Kamu harus melawan tantangan dan harapan dari dalam dirimu.kedua, kamu harus mampu menjawab aturan dalam keluargamu.
Apalagi aturan-aturan mengikat dari pacarmu Anto yang kolot itu.
Erna terdiam sejenak.
Inilah batu penghalang bagi diriku. Seharusnya aku mengakhiri hubungan ini saja.
Aku tidak mau di belenggu dengan aturan sepihak. Aturan yang tidak rasional.
Masa, hidup hanya dengan pergaulan yang terbatas. Aktifitas seharian, hanya.
“Makan dimana?” 
“Mau belanja apa? Nonton dimana? Dan aku cinta mati padamu!”
“Aku muak dengan hal itu semua. Kawan-kawan”.
“Aku adalah sang perubah. Tegas Erna.”
Sambil meneteskan air mata. Erna berlari meninggalkan teman-temannya.
Kemana Na?
Mau putusin dia. Akukan sang Perubah!!
Dengan penuh percaya diri, Erna pergi menemui kekasihnya. Yang kebetulan sedang kumpul dengan teman-temannya di kantin. Entah ada gerangan apa, tiba-tiba Erna menobatkan dirinya menjadi sang perubah. Dan para teman-temannya kaget dengan perubahan gadis itu. Usianya menanjak 20 tahun. Lahir dalam keluarga tergolong mapan secara ekonomi. Namun hal itu tidak membuat Erna menjadi anak yang gelamor mengikuti perubahan zaman yang terus mengilas rasionalitas generasi seusianya. Apa mungkin selalu dibatasi kemerdekaan hak keperampuanannya dalam keluarga atau ketidak bebasannya dengan pacarannya sehingga dim hendak berubah!
            Tampak dari kejauhan, pacarnya tertawa sembringah. Luapan kegembiraan dari kumpulan para lelaki itu, secara sadar membuat Erna ketus. Dia langsung menghampiri kekasihnya.
To, aku minta waktu mau bicara dengan kamu sebentar, boleh? Tapi jangan disini. Aku mau kita ngobrol di perpustakaan saja!
Ngobrol disini aja, kenapa sih! Tegas Anto. Aku maunya di perpustakaan. Sebab obrolan ini bersifat pribadi. Ok! Ya sudahlah. Teman-teman Anto terdiam dan penuh tanda Tanya. Apa yang hendak dibicarakan Erna. Mereka bertanya-tanya dalam hati.

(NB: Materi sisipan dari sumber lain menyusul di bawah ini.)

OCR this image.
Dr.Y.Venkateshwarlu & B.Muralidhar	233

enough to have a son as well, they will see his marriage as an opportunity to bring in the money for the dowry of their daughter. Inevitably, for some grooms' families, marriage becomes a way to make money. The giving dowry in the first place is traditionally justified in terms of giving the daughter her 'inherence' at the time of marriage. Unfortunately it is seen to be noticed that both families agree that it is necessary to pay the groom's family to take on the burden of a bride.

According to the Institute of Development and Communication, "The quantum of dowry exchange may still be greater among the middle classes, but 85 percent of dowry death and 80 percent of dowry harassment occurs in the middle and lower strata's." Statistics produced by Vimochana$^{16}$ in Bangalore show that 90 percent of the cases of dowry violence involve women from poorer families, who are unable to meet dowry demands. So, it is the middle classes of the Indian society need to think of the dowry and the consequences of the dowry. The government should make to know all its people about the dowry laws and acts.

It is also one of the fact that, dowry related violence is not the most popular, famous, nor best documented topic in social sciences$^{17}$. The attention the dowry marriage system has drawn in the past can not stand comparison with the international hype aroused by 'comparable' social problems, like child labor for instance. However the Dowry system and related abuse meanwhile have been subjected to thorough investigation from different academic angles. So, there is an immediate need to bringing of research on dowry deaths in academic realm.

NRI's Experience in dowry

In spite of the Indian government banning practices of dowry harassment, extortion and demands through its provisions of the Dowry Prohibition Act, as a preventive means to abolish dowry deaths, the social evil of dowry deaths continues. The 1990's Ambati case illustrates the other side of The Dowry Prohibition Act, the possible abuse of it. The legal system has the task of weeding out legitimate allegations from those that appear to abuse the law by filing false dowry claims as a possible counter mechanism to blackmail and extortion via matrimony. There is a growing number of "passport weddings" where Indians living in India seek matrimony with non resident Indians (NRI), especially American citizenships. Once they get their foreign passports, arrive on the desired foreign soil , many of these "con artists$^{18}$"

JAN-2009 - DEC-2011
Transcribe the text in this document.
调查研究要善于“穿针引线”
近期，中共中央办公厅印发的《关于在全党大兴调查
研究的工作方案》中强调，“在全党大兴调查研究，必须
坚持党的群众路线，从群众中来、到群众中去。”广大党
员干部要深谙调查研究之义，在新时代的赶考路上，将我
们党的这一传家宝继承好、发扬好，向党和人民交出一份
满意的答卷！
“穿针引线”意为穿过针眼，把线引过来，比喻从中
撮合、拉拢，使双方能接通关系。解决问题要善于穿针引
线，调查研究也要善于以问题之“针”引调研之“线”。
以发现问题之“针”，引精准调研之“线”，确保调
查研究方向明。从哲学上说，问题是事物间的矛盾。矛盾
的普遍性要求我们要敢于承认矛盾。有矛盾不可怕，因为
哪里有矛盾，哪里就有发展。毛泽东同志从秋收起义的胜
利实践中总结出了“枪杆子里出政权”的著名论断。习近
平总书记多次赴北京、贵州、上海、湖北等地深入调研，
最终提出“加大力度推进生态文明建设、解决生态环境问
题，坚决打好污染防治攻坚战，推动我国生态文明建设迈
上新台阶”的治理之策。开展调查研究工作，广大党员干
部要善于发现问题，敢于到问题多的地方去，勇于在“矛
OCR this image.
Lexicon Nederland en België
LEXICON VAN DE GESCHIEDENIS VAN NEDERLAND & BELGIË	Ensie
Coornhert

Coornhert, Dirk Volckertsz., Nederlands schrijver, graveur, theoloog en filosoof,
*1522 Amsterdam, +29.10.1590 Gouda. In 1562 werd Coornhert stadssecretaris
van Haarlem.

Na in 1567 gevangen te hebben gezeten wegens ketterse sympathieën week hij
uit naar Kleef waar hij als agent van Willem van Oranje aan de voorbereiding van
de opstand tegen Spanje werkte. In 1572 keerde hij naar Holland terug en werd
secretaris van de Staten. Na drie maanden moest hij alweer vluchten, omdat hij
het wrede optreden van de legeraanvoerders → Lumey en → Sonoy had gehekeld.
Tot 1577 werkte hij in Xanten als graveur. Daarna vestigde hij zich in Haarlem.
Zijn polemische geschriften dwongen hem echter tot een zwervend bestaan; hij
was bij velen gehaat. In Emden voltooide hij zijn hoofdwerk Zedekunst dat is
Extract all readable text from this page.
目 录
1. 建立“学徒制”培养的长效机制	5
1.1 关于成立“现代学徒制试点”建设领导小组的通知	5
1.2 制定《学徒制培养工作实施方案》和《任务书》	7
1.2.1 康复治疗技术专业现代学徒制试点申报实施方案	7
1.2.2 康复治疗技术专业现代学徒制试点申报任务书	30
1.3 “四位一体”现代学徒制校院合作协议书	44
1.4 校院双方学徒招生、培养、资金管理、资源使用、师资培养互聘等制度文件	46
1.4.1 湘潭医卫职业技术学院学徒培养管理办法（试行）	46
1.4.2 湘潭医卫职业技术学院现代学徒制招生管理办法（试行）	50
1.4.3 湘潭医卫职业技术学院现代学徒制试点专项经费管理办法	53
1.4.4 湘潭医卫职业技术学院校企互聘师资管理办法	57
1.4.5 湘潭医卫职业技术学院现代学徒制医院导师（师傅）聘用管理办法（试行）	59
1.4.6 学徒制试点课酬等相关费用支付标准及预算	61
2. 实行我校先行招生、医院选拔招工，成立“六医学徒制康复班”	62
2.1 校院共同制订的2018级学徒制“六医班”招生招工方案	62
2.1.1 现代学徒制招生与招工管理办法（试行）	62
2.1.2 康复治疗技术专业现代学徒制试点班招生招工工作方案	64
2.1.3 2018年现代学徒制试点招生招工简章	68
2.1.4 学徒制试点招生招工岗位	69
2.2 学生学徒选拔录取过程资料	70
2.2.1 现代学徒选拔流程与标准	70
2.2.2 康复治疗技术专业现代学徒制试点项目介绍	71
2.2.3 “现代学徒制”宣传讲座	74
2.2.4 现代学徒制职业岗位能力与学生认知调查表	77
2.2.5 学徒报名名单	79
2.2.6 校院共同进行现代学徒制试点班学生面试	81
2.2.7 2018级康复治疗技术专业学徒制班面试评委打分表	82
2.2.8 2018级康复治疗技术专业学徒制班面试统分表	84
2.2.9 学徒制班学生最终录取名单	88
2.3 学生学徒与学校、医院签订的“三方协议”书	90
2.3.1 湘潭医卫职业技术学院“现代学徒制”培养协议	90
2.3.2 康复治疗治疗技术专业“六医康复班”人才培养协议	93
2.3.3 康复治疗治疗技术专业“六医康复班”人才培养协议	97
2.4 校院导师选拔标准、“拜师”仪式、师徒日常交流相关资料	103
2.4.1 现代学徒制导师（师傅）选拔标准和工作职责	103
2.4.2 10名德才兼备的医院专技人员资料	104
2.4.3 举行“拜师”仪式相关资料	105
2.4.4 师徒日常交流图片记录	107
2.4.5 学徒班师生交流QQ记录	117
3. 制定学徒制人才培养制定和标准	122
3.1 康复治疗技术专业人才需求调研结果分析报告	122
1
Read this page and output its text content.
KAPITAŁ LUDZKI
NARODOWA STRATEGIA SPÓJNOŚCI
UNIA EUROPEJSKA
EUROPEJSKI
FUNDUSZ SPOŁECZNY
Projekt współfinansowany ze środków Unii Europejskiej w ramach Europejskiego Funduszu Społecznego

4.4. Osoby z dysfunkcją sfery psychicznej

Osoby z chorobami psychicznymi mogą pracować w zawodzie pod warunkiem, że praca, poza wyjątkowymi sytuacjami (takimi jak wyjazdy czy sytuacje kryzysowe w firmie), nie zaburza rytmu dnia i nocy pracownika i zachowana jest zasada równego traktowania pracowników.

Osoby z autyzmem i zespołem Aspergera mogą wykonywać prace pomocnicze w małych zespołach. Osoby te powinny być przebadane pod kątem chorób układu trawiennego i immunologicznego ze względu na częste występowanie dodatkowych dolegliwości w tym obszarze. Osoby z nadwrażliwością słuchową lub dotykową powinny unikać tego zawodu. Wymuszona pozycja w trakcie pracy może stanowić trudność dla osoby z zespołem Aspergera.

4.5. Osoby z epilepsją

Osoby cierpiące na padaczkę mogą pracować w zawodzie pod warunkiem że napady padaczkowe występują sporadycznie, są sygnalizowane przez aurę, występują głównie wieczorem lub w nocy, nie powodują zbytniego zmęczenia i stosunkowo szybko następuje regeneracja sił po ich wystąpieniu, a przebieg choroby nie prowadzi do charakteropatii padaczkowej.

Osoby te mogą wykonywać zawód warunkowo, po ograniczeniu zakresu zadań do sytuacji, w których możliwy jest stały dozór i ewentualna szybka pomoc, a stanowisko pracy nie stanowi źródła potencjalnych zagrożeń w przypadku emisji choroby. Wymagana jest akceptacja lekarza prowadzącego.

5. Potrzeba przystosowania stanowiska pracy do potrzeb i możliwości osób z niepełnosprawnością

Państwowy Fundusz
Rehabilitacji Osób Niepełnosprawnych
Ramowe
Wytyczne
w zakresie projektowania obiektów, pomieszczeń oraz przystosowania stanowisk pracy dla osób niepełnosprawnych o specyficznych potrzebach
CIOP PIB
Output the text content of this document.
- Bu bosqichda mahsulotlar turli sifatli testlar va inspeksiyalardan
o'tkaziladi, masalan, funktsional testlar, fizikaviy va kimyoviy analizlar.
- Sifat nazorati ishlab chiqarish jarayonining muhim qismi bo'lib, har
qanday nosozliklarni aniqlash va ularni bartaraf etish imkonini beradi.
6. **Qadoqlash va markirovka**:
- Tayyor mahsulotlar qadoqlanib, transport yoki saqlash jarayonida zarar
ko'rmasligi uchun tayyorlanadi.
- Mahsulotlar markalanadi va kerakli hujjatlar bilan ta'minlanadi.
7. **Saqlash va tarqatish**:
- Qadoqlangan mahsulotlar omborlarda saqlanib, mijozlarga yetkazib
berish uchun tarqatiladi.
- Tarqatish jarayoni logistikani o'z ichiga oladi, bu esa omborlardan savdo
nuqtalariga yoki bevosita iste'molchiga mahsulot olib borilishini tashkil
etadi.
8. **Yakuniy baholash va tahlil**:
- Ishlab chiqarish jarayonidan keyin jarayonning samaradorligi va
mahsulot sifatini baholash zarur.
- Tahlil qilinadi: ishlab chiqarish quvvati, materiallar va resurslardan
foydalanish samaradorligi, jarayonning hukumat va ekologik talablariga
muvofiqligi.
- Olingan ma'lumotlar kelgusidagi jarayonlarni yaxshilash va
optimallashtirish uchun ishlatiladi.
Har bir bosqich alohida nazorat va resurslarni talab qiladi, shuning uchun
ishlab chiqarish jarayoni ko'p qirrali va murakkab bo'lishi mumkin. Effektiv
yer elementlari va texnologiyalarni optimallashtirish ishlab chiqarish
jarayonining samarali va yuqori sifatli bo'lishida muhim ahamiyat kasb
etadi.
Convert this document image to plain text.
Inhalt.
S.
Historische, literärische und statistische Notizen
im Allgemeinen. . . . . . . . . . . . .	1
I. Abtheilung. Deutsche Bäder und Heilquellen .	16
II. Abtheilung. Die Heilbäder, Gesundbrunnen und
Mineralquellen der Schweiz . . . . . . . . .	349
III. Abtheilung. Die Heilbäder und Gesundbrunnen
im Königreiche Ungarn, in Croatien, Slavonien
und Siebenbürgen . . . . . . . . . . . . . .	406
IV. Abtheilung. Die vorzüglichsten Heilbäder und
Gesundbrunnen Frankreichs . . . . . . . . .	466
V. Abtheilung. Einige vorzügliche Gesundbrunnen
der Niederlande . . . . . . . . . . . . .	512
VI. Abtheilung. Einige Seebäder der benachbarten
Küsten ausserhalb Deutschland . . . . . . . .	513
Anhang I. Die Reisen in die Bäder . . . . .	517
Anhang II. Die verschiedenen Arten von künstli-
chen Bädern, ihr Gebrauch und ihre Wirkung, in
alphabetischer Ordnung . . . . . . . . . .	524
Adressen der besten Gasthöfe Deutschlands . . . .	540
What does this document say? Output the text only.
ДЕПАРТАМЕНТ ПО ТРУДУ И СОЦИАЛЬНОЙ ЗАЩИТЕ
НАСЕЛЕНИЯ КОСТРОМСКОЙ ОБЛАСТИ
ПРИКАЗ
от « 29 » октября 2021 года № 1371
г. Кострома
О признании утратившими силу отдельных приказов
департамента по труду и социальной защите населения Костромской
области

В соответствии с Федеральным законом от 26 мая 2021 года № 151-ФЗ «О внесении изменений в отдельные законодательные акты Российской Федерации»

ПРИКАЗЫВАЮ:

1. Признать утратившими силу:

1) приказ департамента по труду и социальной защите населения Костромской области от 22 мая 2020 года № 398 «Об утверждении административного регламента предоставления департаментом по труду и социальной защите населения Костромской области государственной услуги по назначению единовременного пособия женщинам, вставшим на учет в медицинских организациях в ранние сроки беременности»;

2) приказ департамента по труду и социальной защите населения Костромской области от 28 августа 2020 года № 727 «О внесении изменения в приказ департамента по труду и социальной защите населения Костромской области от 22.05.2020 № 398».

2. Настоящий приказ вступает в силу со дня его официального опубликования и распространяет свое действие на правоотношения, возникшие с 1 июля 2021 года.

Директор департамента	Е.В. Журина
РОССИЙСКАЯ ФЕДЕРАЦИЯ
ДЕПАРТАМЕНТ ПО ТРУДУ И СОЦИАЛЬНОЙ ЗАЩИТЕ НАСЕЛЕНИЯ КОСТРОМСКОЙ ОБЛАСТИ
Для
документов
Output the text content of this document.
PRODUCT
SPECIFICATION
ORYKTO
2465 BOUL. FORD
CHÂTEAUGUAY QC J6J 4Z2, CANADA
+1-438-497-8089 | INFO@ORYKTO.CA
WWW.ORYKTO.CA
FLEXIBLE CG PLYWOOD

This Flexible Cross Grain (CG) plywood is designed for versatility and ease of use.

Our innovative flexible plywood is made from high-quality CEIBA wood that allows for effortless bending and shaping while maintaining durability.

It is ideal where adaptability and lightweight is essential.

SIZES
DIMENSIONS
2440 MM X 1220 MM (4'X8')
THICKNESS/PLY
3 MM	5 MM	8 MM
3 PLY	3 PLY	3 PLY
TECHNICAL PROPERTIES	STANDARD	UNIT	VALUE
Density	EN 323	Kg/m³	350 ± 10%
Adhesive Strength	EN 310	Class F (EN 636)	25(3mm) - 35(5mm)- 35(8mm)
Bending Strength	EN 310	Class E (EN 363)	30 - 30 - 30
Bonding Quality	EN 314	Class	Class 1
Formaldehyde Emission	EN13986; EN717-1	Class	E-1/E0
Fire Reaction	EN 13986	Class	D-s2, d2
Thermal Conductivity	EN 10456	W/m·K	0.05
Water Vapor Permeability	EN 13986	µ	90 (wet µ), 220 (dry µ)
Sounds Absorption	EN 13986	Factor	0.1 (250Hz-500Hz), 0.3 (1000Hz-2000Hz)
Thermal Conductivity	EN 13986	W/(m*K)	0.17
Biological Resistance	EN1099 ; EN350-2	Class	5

Kedua pasangan itu berjalan menuju perpustakaan yang letaknya tak jauh dari kantin tersebut. Kekasihnya tampak keheranan melihat sikap Erna yang tak seperti biasanya.
Sesaat kedua pasangan ini terdiam. Anto berinisiatif membuak obrolan. Apa yang hendak kamu bicarakan Na? Tanya Anto penuh tanda Tanya. Begini To. Aku ingin menyampaikan hal penting padamu. Ini menyangkut hubungan kita!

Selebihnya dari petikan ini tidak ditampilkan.